Another really weird definition. I thought that it was about being having an innate sense of identity and perception of how one’s thoughts and actions interact with our surrounds.

8. Forgiveness: It’s recognising that living with others is not possible without excusing errors.

Hello! Forgive us our sins as we forgive those who sin against us. Forgiveness is about our willingness to abandon our right to resentment, negative judgment, and indifferent behavior toward the person who unjustly hurt us, while fostering undeserved qualities of compassion, generosity, and even love toward them.

9. Hope: Pessimism is not necessarily deep, nor optimism shallow.

Hope is actually a confident expectation about the future. The great ‘three’ the Bible teaches that will last forever are faith, hope and love. The greatest of all is love. Jesus breeds hope in people.

10. Confidence: Confidence is not arrogance – rather, it is based on a constant awareness of how short life is and how little we will ultimately lose from risking everything.

Confidence actually requires an object, much like love. Confidence is only as valid as the object into which it is placed. If de Botton is referring to self-confidence then it bids well for the self-made person. For those who might be a little shaky on the self-confidence front, he might as well have set the high-jump bar at 12 feet. The Bible actually encourages us to develop a boldness and confidence in God rather than our own capacities. It notes that every good and perfect gift comes from above. Every skill and capacity that we have has been gifted to us and at best been stewarded and developed by us.
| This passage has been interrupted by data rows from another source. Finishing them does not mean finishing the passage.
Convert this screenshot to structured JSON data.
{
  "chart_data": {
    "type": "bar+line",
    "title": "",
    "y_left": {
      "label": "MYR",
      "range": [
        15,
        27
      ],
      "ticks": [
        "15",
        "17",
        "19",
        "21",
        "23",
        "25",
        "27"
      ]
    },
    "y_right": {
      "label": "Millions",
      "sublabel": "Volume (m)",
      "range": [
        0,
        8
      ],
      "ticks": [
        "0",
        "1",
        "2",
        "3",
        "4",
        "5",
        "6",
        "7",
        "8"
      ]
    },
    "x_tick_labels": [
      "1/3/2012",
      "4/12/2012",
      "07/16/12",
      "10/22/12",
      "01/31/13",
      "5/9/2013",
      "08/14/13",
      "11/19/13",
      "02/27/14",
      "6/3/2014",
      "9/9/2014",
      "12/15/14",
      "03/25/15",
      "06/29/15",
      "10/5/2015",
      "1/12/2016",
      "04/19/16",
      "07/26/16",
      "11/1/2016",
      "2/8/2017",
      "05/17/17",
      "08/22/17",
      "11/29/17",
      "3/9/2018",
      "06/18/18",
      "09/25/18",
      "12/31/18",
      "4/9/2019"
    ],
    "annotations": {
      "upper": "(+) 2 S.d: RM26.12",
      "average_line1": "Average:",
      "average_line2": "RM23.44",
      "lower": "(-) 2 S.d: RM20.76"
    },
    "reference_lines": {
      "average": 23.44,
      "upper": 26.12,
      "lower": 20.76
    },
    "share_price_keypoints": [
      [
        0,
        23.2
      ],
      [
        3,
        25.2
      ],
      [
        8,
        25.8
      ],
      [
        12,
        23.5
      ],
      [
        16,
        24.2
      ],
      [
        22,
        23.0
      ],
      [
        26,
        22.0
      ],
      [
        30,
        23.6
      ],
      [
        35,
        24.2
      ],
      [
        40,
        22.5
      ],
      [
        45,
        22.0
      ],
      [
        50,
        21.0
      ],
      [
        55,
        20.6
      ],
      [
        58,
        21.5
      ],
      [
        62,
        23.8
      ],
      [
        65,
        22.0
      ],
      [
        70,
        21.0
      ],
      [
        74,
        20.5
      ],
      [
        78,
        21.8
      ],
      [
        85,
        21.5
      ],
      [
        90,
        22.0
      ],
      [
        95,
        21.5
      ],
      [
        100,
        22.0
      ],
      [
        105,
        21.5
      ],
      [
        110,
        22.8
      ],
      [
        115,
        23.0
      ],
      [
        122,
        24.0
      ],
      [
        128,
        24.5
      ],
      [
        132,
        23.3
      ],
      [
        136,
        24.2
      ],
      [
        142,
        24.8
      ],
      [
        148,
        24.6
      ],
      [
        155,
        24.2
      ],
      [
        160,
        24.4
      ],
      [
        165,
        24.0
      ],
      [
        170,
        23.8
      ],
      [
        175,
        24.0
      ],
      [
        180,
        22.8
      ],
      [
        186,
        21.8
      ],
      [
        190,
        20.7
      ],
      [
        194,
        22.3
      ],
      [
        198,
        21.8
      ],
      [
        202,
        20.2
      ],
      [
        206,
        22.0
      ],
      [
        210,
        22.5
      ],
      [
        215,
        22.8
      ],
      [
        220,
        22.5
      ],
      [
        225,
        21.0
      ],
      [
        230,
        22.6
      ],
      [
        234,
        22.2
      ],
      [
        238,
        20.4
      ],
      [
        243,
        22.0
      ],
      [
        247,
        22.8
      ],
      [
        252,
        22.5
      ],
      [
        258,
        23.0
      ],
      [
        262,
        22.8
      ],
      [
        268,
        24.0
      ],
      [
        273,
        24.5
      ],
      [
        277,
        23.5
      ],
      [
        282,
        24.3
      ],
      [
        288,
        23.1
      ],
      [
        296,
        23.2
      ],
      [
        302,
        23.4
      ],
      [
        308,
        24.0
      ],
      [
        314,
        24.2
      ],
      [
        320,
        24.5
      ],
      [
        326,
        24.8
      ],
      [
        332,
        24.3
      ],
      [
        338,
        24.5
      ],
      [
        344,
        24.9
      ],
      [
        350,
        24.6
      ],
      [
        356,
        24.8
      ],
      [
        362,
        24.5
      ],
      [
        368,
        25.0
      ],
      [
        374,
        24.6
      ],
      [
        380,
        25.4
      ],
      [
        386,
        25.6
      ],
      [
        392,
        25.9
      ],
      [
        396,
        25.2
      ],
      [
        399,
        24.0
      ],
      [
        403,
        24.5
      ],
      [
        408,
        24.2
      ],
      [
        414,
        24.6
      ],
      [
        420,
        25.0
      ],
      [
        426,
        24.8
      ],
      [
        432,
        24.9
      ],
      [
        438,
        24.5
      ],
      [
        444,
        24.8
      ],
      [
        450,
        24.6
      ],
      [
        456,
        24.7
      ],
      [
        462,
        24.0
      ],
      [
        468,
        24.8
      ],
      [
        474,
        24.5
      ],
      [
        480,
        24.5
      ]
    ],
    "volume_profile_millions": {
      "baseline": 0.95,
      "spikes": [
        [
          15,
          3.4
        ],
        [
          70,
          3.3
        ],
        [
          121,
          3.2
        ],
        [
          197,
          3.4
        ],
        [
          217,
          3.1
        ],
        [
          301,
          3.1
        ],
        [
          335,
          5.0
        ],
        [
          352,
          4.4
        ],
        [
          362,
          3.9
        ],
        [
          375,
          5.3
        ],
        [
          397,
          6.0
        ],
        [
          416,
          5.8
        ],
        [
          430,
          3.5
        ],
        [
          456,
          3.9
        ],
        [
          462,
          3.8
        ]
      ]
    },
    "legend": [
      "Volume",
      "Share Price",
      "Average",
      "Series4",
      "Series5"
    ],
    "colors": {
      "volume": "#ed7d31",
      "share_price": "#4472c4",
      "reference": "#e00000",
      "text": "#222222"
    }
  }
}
Pop-culture gurus change with the season. In the 90s it was Anthony Robbins telling us to unleash ‘the power within’… until we got burnt and people realised we weren’t made to walk on hot coals. Or Dale Carnegie before him, teaching us to master the art of winning friends and influencing people. Now it is de Botton’s turn to analyse our status anxiety, how our houses makes us happy, how to enjoy our Sundays and take back all the good practices and ideas from religion – without giving up our ‘right of independence’ from our Creator.

We cling to such ideologies to avoid what our lives have become. It’s worth returning to the original. You’re probably already reading it under another name.